Therefore, these graphs provide a tentative answer to the debate over negative rates, nominal GDP targeting, QE, IOER, and collateralization. First, expanding the monetary base boosts inflation and nominal GDP. This happens in spite of the removal of safe collateral from the repo market. Additionally, IOER has not proven to be a barrier to QE or other expansions of the monetary base. Under such conditions, why not maintain IOER? Money market funds can reap the benefits of a guaranteed income stream AND higher nominal GDP growth. The debate on negative rates and IOER becomes a moot point. Given IOER is not a barrier to monetary expansion, the Fed can leave it untouched and pursue a transition to a nominal GDP target in different ways.

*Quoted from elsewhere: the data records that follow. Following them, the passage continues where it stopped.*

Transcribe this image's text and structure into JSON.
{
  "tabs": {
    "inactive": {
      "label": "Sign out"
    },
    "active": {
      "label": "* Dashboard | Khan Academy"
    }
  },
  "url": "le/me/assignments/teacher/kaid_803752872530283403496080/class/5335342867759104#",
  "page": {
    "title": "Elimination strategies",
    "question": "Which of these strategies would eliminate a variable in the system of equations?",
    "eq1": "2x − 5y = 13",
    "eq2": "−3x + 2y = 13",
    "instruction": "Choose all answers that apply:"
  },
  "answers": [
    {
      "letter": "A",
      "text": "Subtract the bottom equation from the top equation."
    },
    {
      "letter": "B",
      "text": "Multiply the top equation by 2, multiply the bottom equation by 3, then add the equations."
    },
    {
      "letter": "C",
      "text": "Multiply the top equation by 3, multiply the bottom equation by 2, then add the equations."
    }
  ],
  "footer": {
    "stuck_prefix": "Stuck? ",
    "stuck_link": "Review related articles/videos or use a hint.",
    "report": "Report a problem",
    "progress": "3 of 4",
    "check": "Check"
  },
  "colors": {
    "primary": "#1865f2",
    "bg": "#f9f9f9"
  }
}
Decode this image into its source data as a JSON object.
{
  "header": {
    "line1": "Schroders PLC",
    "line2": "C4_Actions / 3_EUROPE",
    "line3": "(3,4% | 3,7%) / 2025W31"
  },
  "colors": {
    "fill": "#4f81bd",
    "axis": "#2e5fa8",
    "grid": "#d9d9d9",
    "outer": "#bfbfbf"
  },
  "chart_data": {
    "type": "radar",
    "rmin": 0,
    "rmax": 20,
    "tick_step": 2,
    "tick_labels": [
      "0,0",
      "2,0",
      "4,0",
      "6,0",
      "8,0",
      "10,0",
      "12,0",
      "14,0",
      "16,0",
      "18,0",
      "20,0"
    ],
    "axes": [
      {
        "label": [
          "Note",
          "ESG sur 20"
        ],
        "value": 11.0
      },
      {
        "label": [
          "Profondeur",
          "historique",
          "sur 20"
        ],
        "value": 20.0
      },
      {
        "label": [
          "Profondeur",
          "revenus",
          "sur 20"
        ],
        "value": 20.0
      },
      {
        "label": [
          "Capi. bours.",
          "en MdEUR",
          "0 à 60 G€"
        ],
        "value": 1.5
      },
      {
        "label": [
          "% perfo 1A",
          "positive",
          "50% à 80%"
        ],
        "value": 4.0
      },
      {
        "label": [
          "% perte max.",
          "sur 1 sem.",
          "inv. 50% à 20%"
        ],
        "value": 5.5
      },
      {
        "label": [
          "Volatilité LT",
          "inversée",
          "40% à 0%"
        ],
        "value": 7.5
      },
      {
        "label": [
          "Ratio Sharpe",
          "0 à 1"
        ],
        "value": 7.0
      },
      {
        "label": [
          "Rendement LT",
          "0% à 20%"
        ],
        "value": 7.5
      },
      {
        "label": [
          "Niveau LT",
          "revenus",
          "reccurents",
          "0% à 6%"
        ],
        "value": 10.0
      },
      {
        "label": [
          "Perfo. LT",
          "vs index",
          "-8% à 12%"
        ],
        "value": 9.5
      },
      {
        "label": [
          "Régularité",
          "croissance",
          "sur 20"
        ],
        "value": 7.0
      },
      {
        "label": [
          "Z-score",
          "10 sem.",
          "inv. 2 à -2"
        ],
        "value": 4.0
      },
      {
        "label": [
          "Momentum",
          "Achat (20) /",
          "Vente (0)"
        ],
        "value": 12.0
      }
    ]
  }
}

As a result, I stand by my original policy suggestion of continued interest rate guidance combined with more QE while leaving IOER untouched. Quantitative easing fundamentally changes what forward guidance means. Because low interest rates are not reliable indicators of monetary policy, a policy that only commits to a long period of low interest rates may be perceived as a Delphian prediction that nominal GDP growth will be slow. On the other hand, if QE provides the pressure for rising inflation and nominal GDP growth, forward guidance turns into an Odyssean commitment to low interest rates in spite of higher nominal GDP growth. With IOER still around to guard against any uncertain effects of negative rates, this policy would maintain financial stability while guarantee robust nominal GDP growth.

1 comment:

  1. “Money market funds can reap the benefits of a guaranteed income stream”: what’s so great about that (as a policy objective; I realize the operators of money market funds would like it)? Eliminate IOR and there would be much less quantitative easing that you’d have to do.